Les lieux sombres: mon ultime coup de coeur estival!!
Bon, avant de fermer totalement le chapitre de mes coups de coeur littéraires de l'été, et d'attaquer frontalement mes chroniques de mes lectures de la rentrée littéraire ( ce que j'ai déjà commencé avec les ombres de marge finally et La déesse des petites victoires), je reviens une ultime fois sur les poches qui m'ont profondément marqués cet eté.
Ici, le genre est totalement différent du livre de Jonathan Coe ou Fouad Laroui (mes autres coups de coeur) puisqu'il s'agit d'un polar, dans une veine thriller psychologique très sombre, et sans hésiter une seule seconde, je dois dire que ce livre est vraiment un chef d'oeuvre du genre.
Le polar, cela fait plusieurs mois que je n'en avais pas ouvert, après en avoir lu plus que de raison l'année passé, grace notamment aux différents jurys policiers auquel je participais. J'avais été du reste un peu lassé de ce type de lecture, trouvant que le genre a parfois du mal à se renouveller. C'est pourquoi la lecture de ces lieux sombres, dont j'avais effectivement entendu énormément de bien avant de le lire, a été un vrai plaisir de tous les instants, et m'a permis de me réconcilier (le mot est un peu fort, on était pas faché non plus) avec cette littérature là...
L'auteur, c'est, Gillian Flynn , diplômée de journalisme de l'université de Kansas avant de poursuivre sa formation à l'école de journalisme de la North Western University. Après avoir écrit pour différents journaux , elle se lance parallèlement dans l'écriture de son premier roman Sur ma peau, paru en 2006, et que je n'ai pas eu la chance de lire. Aujourd'hui elle vit à Chicago où elle poursuit une carrière d'écrivain. Son second roman, Les lieux sombres, est paru en 2009, et un troisième, Les apparences vient juste de sortir chez Sonatine, et je meurs d'envie de le lire pour voir si elle continue sur cette lancée.
L'histoire des Lieux sombres commence dans les années 80, lorsque l'héroïne Libby Day, sept ans, voit sa mère et ses deux sœurs sont massacrées dans leur ferme. La petite rescapée désigne son frère Ben, quinze ans, comme étant le meurtrier.
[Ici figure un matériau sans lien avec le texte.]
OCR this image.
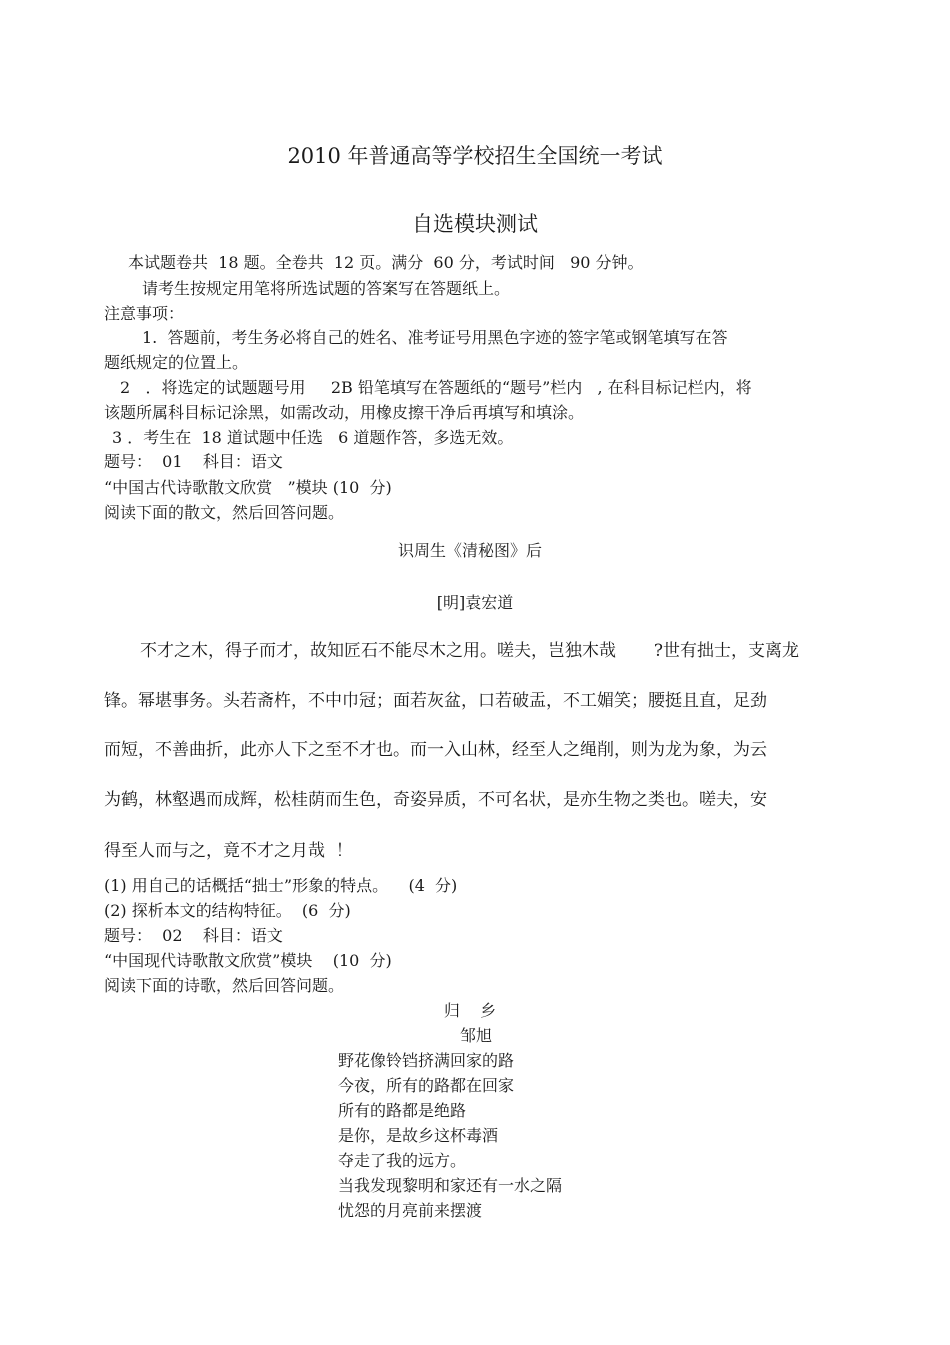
2010 年普通高等学校招生全国统一考试
自选模块测试
本试题卷共  18 题。全卷共  12 页。满分  60 分，考试时间   90 分钟。
请考生按规定用笔将所选试题的答案写在答题纸上。
注意事项：
1.  答题前，考生务必将自己的姓名、准考证号用黑色字迹的签字笔或钢笔填写在答
题纸规定的位置上。
2   ．将选定的试题题号用     2B 铅笔填写在答题纸的“题号”栏内   , 在科目标记栏内，将
该题所属科目标记涂黑，如需改动，用橡皮擦干净后再填写和填涂。
3 ．考生在  18 道试题中任选   6 道题作答，多选无效。
题号：  01    科目：语文
“中国古代诗歌散文欣赏   ”模块 (10  分)
阅读下面的散文，然后回答问题。
识周生《清秘图》后
[明]袁宏道
不才之木，得子而才，故知匠石不能尽木之用。嗟夫，岂独木哉       ?世有拙士，支离龙
锋。幂堪事务。头若斋杵，不中巾冠；面若灰盆，口若破盂，不工媚笑；腰挺且直，足劲
而短，不善曲折，此亦人下之至不才也。而一入山林，经至人之绳削，则为龙为象，为云
为鹤，林壑遇而成辉，松桂荫而生色，奇姿异质，不可名状，是亦生物之类也。嗟夫，安
得至人而与之，竟不才之月哉  ！
(1) 用自己的话概括“拙士”形象的特点。    (4  分)
(2) 探析本文的结构特征。  (6  分)
题号：  02    科目：语文
“中国现代诗歌散文欣赏”模块    (10  分)
阅读下面的诗歌，然后回答问题。
归    乡
邹旭
野花像铃铛挤满回家的路
今夜，所有的路都在回家
所有的路都是绝路
是你，是故乡这杯毒酒
夺走了我的远方。
当我发现黎明和家还有一水之隔
忧怨的月亮前来摆渡
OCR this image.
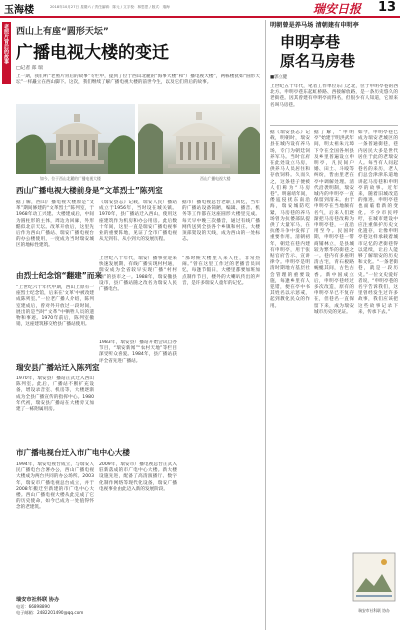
玉海楼	2018年10月27日 星期六 / 责任编辑：陈元 / 文字校：林思思 / 版式：瑞海	瑞安日报 13
老照片背后的故事 西山上有座“圆形天坛”
广播电视大楼的变迁
□记者 郑 瑞
上一期，我们听“老照片背后的故事”专栏中，提到了位于西山北麓的“海事大楼”和“广播电视大楼”，两栋楼犹如“圆形天坛”一样矗立在西山脚下。这次，我们继续了解广播电视大楼的前世今生，以及它们背后的故事。
如今，位于西山北麓的广播电视大楼	西山广播电视大楼
西山广播电视大楼前身是“文革烈士”陈列室
据了解，西山广播电视大楼原是“文革”期间修建的“文革烈士”陈列室，于1968年动工兴建。大楼建成后，中间为圆柱形的主体，周边为回廊，外形酷似北京天坛。改革开放后，这里先后作为西山广播站、瑞安广播电视台的办公楼使用，一度成为当时瑞安城区的地标性建筑。
《瑞安县志》记载，瑞安人民广播站成立于1956年，当时设在城关镇。1970年，县广播站迁入西山，使用这座建筑作为机房和办公用房。此后数十年间，这里一直是瑞安广播电视事业的重要阵地，见证了全市广播电视从无到有、从小到大的发展历程。
据市广播电视总台老职工回忆，当年的广播站设备简陋，编辑、播音、机务等工作都在这座圆形大楼里完成。每天早中晚三次播音，通过有线广播网传送到全县各个乡镇和村庄。大楼顶部架设的天线，成为西山的一处标志。
由烈士纪念馆“翻建”而来
“上世纪六十年代中期，西山上原有一座烈士纪念馆，后来在‘文革’中被改建成陈列室。”一位老广播人介绍，陈列室建成后，曾对外开放过一段时间，展出的是当时“文革”中牺牲人员的遗物和事迹。1970年前后，陈列室撤销，这座建筑移交给县广播站使用。
上世纪八十年代，瑞安广播事业迎来快速发展期，有线广播实现村村通，瑞安成为全省较早实现广播“村村响”的县市之一。1988年，瑞安撤县设市，县广播站随之改名为瑞安人民广播电台。
“那时候大楼里人来人往，非常热闹。”曾在这里工作过的老播音员回忆，每逢节假日，大楼里都要加班加点制作节目，楼外的大喇叭传出的声音，是许多瑞安人童年的记忆。
瑞安县广播站迁入陈列室
1970年，瑞安县广播站正式迁入西山陈列室。此后，广播站不断扩充设备，增设录音室、机房等，大楼逐渐成为全县广播宣传的指挥中心。1980年代初，瑞安县广播站在大楼旁又加建了一栋附属用房。
1983年，瑞安县广播站开始尝试自办节目，“瑞安新闻”“农村天地”等栏目深受听众喜爱。1984年，县广播站获评全省先进广播站。
市广播电视台迁入市广电中心大楼
1994年，瑞安电视台成立，与瑞安人民广播电台合署办公，西山广播电视大楼成为两台共同的办公场所。2003年，瑞安市广播电视总台成立，并于2008年搬迁至新建的市广电中心大楼。西山广播电视大楼从此完成了它的历史使命，如今已成为一处值得怀念的老建筑。
2009年，瑞安市广播电视总台正式入驻新落成的市广电中心大楼。新大楼设施先进，配备了高清演播厅、数字化制作网络等现代化设备，瑞安广播电视事业由此迈入新的发展阶段。
瑞安市社科联 协办
电话：66898890
电子邮箱：2482201490@qq.com
明朝曾是养马场 清朝建有申明亭
申明亭巷
原名马房巷
■郭立健
上世纪五十年代，笔者工作单位东门之北，位于申明亭巷的西北方。申明亭巷东起虹桥路、西接解放路，是一条历史悠久的老街巷。因其曾建有申明亭而得名，但很少有人知道，它原来名叫马房巷。
据《瑞安县志》记载，明朝时，瑞安县在城内设有养马场，专门为朝廷饲养军马。当时官府在此处设立马房，供养马人员居住和存放饲料。久而久之，这条巷子便被人们称为“马房巷”。明嘉靖年间，倭寇侵扰东南沿海，瑞安城防吃紧，马房巷的养马场曾为抗倭部队提供了大量军马，在抗倭斗争中发挥了重要作用。清朝初年，朝廷在巷内建有申明亭，用于张贴官府告示、宣讲律令。申明亭是明清时期地方基层社会管理的重要设施，每逢乡里有人犯错，便在亭中书其姓名以示惩戒，起到教化民众的作用。
据了解，“申明亭”始建于明洪武年间，明太祖朱元璋下令在全国各州县及乡里普遍设立申明亭，凡民间户婚、田土、斗殴等纠纷，皆由里老在亭中调解处理。清代沿袭明制，瑞安城内的申明亭一直保留到清末。由于申明亭在当地颇有名气，后来人们逐渐把马房巷改称为申明亭巷，一直沿用至今。民国时期，申明亭巷一带商铺林立，是县城较为繁华的街巷之一。巷内有多座明清古宅，青石板路蜿蜒其间，古色古香。新中国成立后，申明亭巷经过多次改造，原有的申明亭早已不复存在，但巷名一直保留下来，成为瑞安城市历史的见证。
如今，申明亭巷已成为瑞安老城区的一条普通街巷，巷内居民大多是世代居住于此的老瑞安人。每当有人问起巷名的来历，老人们总会津津乐道地讲起马房巷和申明亭的故事。近年来，随着旧城改造的推进，申明亭巷也面临着新的变化。不少市民呼吁，在城市建设中应注重保护历史文化遗存，让像申明亭巷这样承载着城市记忆的老街巷得以延续，让后人能够了解瑞安的历史和文化。“一条老街巷，就是一段历史。”一位文史爱好者说，“申明亭巷的名字告诉我们，这里曾经发生过许多故事，我们应该把这些故事记录下来，传承下去。”
瑞安市社科联 协办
Vingt-cinq ans plus tard, alors que Ben purge toujours sa peine « condamné en dépit d'une absence criante de preuves matérielles » et que Libby souffre de dépression et vit chichement, elle accepte contre une somme d'argent proposée par une association d'amateurs passionnés par cette affaire de revenir sur les lieux du drame.
Dès les premières pages, on sait qu'on affaire à du très haut de gamme, à un roman superbement écrit et construit :l'intrigue alterne en effet, ( et un peu comme pour la déesse des petites victoires d'ailleurs), séquences du passé et du présent. avec une rare fluidité, mélant à la fois suspens haletant et personnages et décors trés habilement campés.
Dans un contexte pesant, dépeignant une l'Amérique rurale emplie de misère physique et morale, l'auteur nous raconte l'histoire de personnages au passé lourd, bien loin de l'image des winners dont Holywood ou les séries nous abreuvent à longueur de temps. La narratrice est une vraie anti héroîne, fille devenue, à cause de sa tragédie enfantine, associale et immature, et qui se révèle au fil des pages d'une sensibilité insoupçonnée, et son frère est un accidenté de la vie, totalement dépassé par les événements.
Gillian Flynn tisse avec ce roman une admirable trame psychologique sur fond de Middle West dévasté par la crise économique. Tous les acteurs du drame vont apparaître sous des jours divers au fur et à mesure de la progression de l'intrigue, le père minable alcoolique dépensant les maigres revenus de la famille avant de se barrer, la mère qui élève seule ses enfants comme elle peut dans la ruine annoncée de son exploitation agricole, les enfants aux caractères variés, l'adolescent Ben, seul garçon de la tribu, qui peine à s'affirmer dans son rôle d'homme.
L'auteur nous balade à son gré, entre bars sordides et sectes Satanistes, avec en toile de fond, dealers, arnaques, attouchements sexuels sur de jeunes gamines,sans que jamais la barque ne se charge trop.
Et comme dans les plus grands polars à tiroirs, nos soupçons divergent au fil des pages, porteront sur tel ou tel personnage, Libby elle-même ne sachant plus très bien si ce qu'elle pensait avoir vu cette nuit-là s'est réellement passé ou non.
Entre le roman social, psychologique, noir et policier, la romancière mène son intrigue de main de maître, et de manière crescendo jusqu' à la révélation finale (peut etre un chouya décevante, comparé au reste du roman).
Les lieux sombres est en tout cas un éblouissant livre noir qui nous donne à voir une Amérique comme on en voit rarement, mais qui semble tout à fait fidèle à la réalité.